Block Low-rank Algebraic Clustering for Sparse Direct Solvers
In these talks [20], [21], we adressed the Block Low-Rank (BLR) clustering problem, to cluster unknowns within separators appearing during the factorization of sparse matrices. We have shown that methods considering only intra-separators connectivity (i.e., k-way or recursive bissection) as well as methods managing only interaction between separators have some limitations. The new strategy we proposed consider interactions between a separator and its children to pre-select some interactions while reducing the number of off-diagonal blocks. We demonstrated how this method enhance the BLR strategies in the sparse direct supernodal solver PaStiX, and discuss how it can be extended to low-rank formats with more than one level of hierarchy.

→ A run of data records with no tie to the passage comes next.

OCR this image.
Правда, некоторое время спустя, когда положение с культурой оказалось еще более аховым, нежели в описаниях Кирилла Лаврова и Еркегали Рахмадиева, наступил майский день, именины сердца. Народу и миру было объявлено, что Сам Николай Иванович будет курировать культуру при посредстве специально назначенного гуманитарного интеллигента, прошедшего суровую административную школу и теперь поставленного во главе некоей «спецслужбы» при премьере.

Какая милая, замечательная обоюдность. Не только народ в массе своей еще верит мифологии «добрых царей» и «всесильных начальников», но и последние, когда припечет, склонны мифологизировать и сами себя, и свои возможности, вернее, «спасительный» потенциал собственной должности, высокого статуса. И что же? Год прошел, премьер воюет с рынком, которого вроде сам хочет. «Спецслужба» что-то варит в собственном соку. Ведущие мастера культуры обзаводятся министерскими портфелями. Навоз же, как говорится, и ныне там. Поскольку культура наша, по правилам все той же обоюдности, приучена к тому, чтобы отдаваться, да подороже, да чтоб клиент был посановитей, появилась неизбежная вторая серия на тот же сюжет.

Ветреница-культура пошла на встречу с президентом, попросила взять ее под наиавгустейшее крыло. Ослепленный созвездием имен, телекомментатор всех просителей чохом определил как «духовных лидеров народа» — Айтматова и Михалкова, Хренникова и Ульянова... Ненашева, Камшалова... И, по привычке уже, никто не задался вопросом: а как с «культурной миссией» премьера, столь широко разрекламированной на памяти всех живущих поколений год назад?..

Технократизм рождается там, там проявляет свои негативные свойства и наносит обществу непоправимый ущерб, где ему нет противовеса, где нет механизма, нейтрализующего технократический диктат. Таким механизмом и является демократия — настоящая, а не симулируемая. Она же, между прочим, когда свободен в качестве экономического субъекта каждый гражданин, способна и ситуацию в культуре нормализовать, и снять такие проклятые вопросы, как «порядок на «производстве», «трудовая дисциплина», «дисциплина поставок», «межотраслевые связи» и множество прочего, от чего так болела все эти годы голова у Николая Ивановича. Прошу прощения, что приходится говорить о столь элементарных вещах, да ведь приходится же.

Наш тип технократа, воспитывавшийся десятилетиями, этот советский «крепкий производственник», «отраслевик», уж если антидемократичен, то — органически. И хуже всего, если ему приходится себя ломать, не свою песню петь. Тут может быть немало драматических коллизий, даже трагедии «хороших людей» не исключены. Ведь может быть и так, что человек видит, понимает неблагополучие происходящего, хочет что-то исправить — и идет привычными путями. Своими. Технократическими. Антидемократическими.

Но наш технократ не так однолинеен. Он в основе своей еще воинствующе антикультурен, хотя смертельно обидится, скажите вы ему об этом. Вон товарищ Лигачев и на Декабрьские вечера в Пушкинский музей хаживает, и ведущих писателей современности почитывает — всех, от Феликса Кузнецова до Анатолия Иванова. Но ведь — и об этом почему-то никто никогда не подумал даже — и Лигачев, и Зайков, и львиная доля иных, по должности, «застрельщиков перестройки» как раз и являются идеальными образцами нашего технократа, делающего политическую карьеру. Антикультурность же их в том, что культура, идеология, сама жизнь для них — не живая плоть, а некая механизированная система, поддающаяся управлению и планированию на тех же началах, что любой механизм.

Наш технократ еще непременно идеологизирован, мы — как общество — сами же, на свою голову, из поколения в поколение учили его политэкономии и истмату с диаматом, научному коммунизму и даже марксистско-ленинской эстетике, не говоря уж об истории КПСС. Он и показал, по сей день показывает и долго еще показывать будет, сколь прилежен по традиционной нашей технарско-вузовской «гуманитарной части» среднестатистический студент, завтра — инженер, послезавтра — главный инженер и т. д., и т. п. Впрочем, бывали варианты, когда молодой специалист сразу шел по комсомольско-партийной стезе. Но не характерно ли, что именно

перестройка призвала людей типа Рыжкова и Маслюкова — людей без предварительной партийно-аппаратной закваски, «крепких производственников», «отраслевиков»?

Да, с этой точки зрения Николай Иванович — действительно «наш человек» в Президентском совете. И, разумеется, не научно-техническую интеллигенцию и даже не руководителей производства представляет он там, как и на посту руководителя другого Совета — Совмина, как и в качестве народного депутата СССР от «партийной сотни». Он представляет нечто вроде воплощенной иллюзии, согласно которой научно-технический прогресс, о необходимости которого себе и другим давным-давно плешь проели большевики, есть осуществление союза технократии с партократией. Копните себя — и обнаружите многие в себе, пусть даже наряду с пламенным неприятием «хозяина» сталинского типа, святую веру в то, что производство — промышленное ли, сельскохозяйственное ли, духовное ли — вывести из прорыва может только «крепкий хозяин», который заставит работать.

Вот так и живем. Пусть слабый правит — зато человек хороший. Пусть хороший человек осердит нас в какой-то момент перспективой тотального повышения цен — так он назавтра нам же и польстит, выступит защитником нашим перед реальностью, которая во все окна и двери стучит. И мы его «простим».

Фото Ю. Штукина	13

Leveraging Task-Based Polar Decomposition Using PARSEC on Massively Parallel Systems
In paper [13], we describe how to leverage a task-based implementation of the polar decomposition on massively parallel systems using the PARSEC dynamic runtime system. Based on a formulation of the iterative QR Dynamically-Weighted Halley (QDWH) algorithm, our novel implementation reduces data traffic while exploiting high concurrency from the underlying hardware architecture. First, we replace the most time-consuming classical QR factorization phase with a new hierarchical variant, customized for the specific structure of the matrix during the QDWH iterations. The newly developed hierarchical QR for QDWH exploits not only the matrix structure, but also shortens the length of the critical path to maximize hardware occupancy. We then deploy PARSEC to seamlessly orchestrate, pipeline, and track the data dependencies of the various linear algebra building blocks involved during the iterative QDWH algorithm. PARSEC enables to overlap communications with computations thanks to its asynchronous scheduling of fine-grained computational tasks. It employs look-ahead techniques to further expose parallelism, while actively pursuing the critical path. In addition, we identify synergistic opportunities between the task-based QDWH algorithm and the PARSEC framework. We exploit them during the hierarchical QR factorization to enforce a locality-aware task execution. The latter feature permits to minimize the expensive inter-node communication, which represents one of the main bottlenecks for scaling up applications on challenging distributed-memory systems. We report numerical accuracy and performance results using well and ill-conditioned matrices. The benchmarking campaign reveals up to 2X performance speedup against the existing state-of-the-art implementation for the polar decomposition on 36,864 cores.